Tarihsel kayıtlar, 17. yüzyılda Jamestown’da iki şövalyenin öldüğünü gösteriyor: 1618’de Sir Thomas West ve Sir George Yardley.

1680’lerde Sör Yeardley’in torunu, kendisi için siyah kireçtaşı üzerinde aynı yazının bulunduğu bir mezar taşı yaptırılmasını emretti.

Bu durum araştırmacıları, tarihi 1627 yılına dayanan mezar taşının Sir George Yardley’e ait olduğundan şüphelenmeye yöneltti.

Arkeologlar Waterloo Muharebesi alanında eşsiz bir hendek keşfettiler

Sir Yeardley, 1588’de İngiltere’nin Southwark kentinde doğdu ve Bermuda yakınlarındaki bir gemi kazasından sağ kurtulduktan sonra 1610’da Jamestown’a geldi.

READ  Ryugu asteroit: Japonya'nın Hayabusa2 misyonu tarafından toplanan örneklerde bulunan RNA kompleksi, B3 vitamini

Kral James I, 1617’de İngiltere’ye döndüğünde ona şövalye unvanını verdi. 1621’de Jamestown’a döndü ve 1627’de orada öldü.

Bilim insanları mezar taşlarının bazı kısımlarını analiz etti ve birçoğu Kuzey Amerika’da bulunmayan küçük fosilleşmiş mikroplar buldu. Araştırmacılar, bu fosilleşmiş mikropların şu anda Belçika ve İrlanda olarak bilinen yerlerde mevcut olduğunu söyledi.
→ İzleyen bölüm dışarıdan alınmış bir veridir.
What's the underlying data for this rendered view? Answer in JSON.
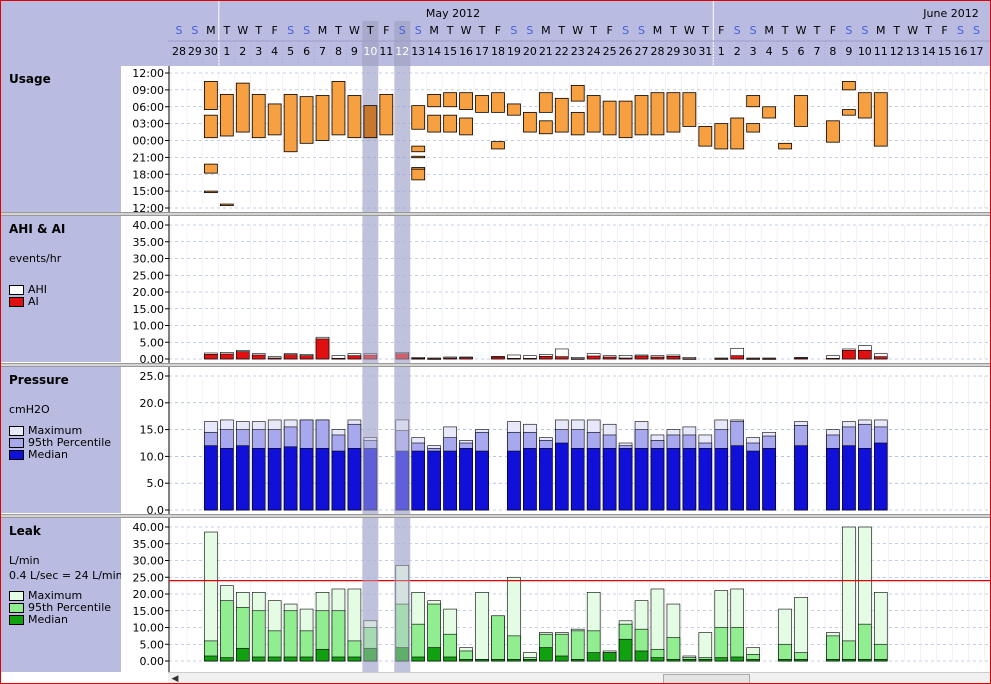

Daha sonra mezar taşının kaynağını, o zamanlar bu tür kireçtaşı kayalarının en yaygın kaynağı olduğu bilinen Belçika’ya kadar daraltmayı başardılar.

Bilim adamları, “Bu nedenle şövalyelerin mezar taşlarının Avrupa’dan ithal edilmesi gerekiyordu. Tarihsel kanıtlar, bu mezar taşlarının Belçika’dan ithal edildiğini, oradan Londra’ya ve oradan da Jamestown’a nakledildiğini gösteriyor.” diye yazdı.

“Belçika’da taş ocağından çıkarıldığını ve uygun büyüklükte kesildiğini, Meuse Nehri’nden aşağıya, Manş Denizi üzerinden Londra’ya, orada oyulup bakır kaplamaların yerleştirildiğini ve sonunda Jamestown’a gönderildiğini varsayıyoruz.”

Virginia'daki Jamestown Arkeolojik Alanı
Virginia’daki Jamestown Arkeolojik Alanı (Marcus Kay ve diğerleri, Uluslararası Tarihsel Arkeoloji Dergisi)

Bulgular, sömürge döneminde Avrupa ile Jamestown’u birbirine bağlayan ticaret ağlarının genişleme boyutunu gösteriyor.

Araştırmaya göre bu koyu siyah taşlar o dönemde Avrupa’da “en çok aranan ve en pahalı” taşlardı.

Araştırmacılar, “Londra’da yaşayan başarılı Virginia kolonicileri, en son İngiliz modasından haberdar olmalı ve bunları kolonilerde kopyalamaya çalışmış olmalı” dedi.

Bulgular, bazı sömürgecilerin, erken Amerikan kolonilerinin tarihindeki en zorlu dönemlerde bile kendilerini anmak için gösterdikleri çabayı vurguluyor.